IFRS 9, effective date for annual periods beginning on or after
1 January 2018, specifies how an entity should classify and measure
financial assets and liabilities, including some hybrid contracts.
The standard changes the approach for classification and
measurement of financial assets compared with the requirements of
IAS 39. Most of the requirements in IAS 39 for classification and
measurement of financial liabilities were carried forward
unchanged. The standard applies a consistent approach to
classifying financial assets and replaces the numerous categories
of financial assets in IAS 39, each of which had its own
classification criteria. The Company's equity and debt instruments
continue to be measured at fair vale through profit or loss as it
is the Company's business model to convert the debt to equity to
sell for a gain. It is not expected that the classification of
other financial assets and liabilities will change from fair value
through profit or loss.
IFRS 15: Revenue from Contracts with Customers will be adopted
for the accounting period beginning on 1 April 2018. IFRS 15
replaces IAS 18: Revenue, and prescribes a model for accounting for
revenue arising from contracts with customers. As the Company's
only income is interest and distributions received which are part
of net fair value under IFRS 9 no impact is expected from the
adoption of IFRS 15.
IFRS 16: Leases comes into effect for accounting periods
beginning on or after 1 January 2019. As the Company has no leases,
there will be no impact from the adoption of IFRS 16.
The Company has not adopted early any standards, amendments or
interpretations to existing standards that have been published and
will be mandatory for the Company's accounting periods beginning
after 1 April 2018 or later periods.
Foreign currencies
The functional currency of the Company is Pound Sterling
reflecting the primary economic environment in which the Company
operates. The Company does not have any transactions in currencies
other than Pounds Sterling.
Financial instruments
Financial assets and financial liabilities are recognised in the
Company's statement of financial position when the Company becomes
a party to the contractual provisions of the instrument.
Financial assets
The classification of financial assets at initial recognition
depends on the purpose for which the financial asset was acquired
and its characteristics.
The Company's financial assets comprise only loans and
receivables and investments held at fair value through profit or
loss.
a) Loans and receivables
These assets are non-derivative financial assets with fixed or
determinable payments that are not quoted in an active market. They
principally comprise trade and other receivables and cash and cash
equivalents. They are initially recognised at fair value plus
transaction costs that are directly attributable to the
acquisition, and subsequently carried at amortised cost using the
effective interest rate method, less provisions for impairment.
Cash and cash equivalents comprise cash on hand only.

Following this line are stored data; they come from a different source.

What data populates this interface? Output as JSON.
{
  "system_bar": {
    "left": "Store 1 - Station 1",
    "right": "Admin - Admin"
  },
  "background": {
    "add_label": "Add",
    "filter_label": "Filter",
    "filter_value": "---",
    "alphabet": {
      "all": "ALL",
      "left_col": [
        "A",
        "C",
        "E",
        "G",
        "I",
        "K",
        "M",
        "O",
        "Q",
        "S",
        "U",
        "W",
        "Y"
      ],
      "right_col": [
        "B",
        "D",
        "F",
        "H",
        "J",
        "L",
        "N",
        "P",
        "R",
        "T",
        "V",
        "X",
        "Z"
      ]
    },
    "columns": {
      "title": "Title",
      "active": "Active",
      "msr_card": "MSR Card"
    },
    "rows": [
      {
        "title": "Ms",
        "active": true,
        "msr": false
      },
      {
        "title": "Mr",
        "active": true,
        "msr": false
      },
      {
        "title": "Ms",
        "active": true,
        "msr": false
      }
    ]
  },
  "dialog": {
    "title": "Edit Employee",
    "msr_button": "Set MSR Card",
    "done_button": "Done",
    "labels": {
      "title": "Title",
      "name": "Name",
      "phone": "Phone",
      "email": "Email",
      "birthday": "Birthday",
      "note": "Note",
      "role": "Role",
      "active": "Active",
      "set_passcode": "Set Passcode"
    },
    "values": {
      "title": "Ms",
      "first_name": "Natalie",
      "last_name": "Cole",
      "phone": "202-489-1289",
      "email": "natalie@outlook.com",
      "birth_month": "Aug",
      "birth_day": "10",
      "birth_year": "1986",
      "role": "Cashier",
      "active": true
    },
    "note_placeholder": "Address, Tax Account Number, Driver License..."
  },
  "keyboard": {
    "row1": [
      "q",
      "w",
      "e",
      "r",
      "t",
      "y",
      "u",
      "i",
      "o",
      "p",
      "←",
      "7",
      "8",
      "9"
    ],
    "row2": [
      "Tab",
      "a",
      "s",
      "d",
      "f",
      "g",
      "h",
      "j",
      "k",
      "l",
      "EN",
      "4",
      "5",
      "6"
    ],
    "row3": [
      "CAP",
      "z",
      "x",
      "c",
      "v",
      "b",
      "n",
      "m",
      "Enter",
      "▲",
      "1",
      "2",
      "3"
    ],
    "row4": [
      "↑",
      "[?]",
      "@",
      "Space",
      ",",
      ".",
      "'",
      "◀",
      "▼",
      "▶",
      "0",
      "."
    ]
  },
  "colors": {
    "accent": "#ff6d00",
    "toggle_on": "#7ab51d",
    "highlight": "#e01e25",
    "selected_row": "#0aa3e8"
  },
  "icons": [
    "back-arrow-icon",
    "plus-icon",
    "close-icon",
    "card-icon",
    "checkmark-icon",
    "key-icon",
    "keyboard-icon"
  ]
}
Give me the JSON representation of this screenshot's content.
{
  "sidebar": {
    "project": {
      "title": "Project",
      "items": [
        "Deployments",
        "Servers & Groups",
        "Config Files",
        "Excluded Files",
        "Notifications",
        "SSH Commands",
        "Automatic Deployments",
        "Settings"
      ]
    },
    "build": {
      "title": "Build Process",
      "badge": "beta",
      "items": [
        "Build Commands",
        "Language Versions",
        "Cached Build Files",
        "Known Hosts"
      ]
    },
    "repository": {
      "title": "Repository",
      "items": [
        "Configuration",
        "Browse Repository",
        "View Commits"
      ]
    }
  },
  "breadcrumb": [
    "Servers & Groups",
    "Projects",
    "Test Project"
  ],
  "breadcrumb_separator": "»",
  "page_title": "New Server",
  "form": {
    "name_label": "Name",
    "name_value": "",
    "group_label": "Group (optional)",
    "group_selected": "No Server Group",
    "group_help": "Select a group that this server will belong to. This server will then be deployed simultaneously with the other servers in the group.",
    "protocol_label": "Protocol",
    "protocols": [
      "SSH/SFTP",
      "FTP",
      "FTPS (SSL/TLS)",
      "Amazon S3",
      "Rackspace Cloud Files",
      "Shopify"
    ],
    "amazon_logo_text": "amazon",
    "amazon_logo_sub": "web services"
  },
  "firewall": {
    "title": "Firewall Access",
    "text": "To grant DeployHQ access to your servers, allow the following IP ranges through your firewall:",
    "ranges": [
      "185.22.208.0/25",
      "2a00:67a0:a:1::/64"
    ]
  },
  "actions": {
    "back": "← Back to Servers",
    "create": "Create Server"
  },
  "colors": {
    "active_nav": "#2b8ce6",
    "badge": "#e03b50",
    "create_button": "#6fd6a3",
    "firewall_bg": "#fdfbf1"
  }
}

b) Investments at fair value through profit or loss
i. Classification
The Company's investments in Fund I and Fund II are accounted
for as financial assets rather than consolidated as the Company has
no substantive removal rights over the General Partners and the GPs
have wide ranging discretion in respect of the investments made by
the Funds. The investments in Fund I and Fund II were designated as
financial assets at fair value through profit or loss on initial
recognition as this is the way in which the Company manages and
evaluates the performance of those assets. As described further
below the Company has invested its funds into Funds I and II with
the principal objective of benefiting from capital gains arising
from the Funds' activities in investing in and turning round
distressed businesses.
ii. Recognition
Purchases and sales of investments are recognised on the trade
date - the date on which the Company commits to purchase or sell
the investment.
iii. Measurement
The investments in Fund I and Fund II were initially recognised
at fair value, being the fair value of consideration given.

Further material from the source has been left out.